Avanzaba lentamente, intentando llegar al único lugar protegido que había en aquel frío e infinito lago de hielo. Con cada paso se aproximaba más a su objetivo, aunque la cercanía solo le devolvía la gélida y poco acogedora imagen del cristal exterior cubierto de escarcha. Entró, deslizándose suavemente, y miró alrededor buscando el mejor lugar para descansar. Se dejó caer sobre la pared, acurrucándose sobre sí mismo para huir del frío y cerró los ojos.
Necesitaba descansar. Descansar antes del final. Porque llegar al final, siempre es difícil.
Así que se dejó ir. Se dejó ir con el viento que rugía fuerte y aclaraba el cielo, iluminando el cristal con una guirnalda de estrellas ¡Qué bello era todo! Y mientras su esencia volaba hacia aquellas estrellas, fue envolviéndose en la misma vida que parecía abandonarle.
El gélido cristal reflejaba, impasible, el juego de colores que poco a poco disfrazaba sus últimos momentos, transformando el helado vidrio en un hermoso calidoscopio que bailaba con la luz.
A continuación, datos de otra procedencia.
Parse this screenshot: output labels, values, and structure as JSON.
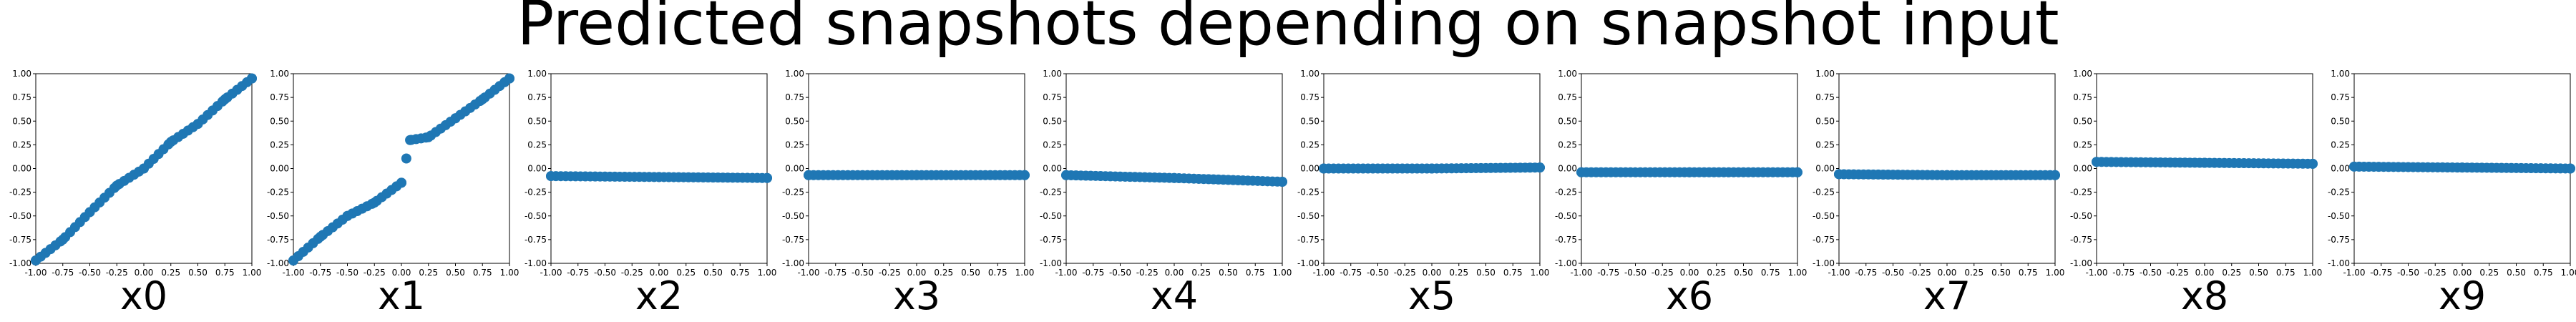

Y mientras lo observaba, se dio cuenta de que ya no había diferencia entre ambos. La contemplación se había transformado en creación.
Y ya no tuvo miedo. Miró por última vez su reflejo en el cristal, cerró los ojos y se abandonó.
Sorprendido por los destellos en la nieve, el niño se acercó a la botella que había dejado en el jardín la noche anterior. Observó con admiración, que el frío y transparente objeto había adquirido ahora, resplandecientes colores que se entrelazaban con la luz. Llegó justo a tiempo para ver como de dentro salía una sublime mariposa, tan bellamente pintada como la botella.
«¡Qué hermosa crisálida!», Pensó el niño.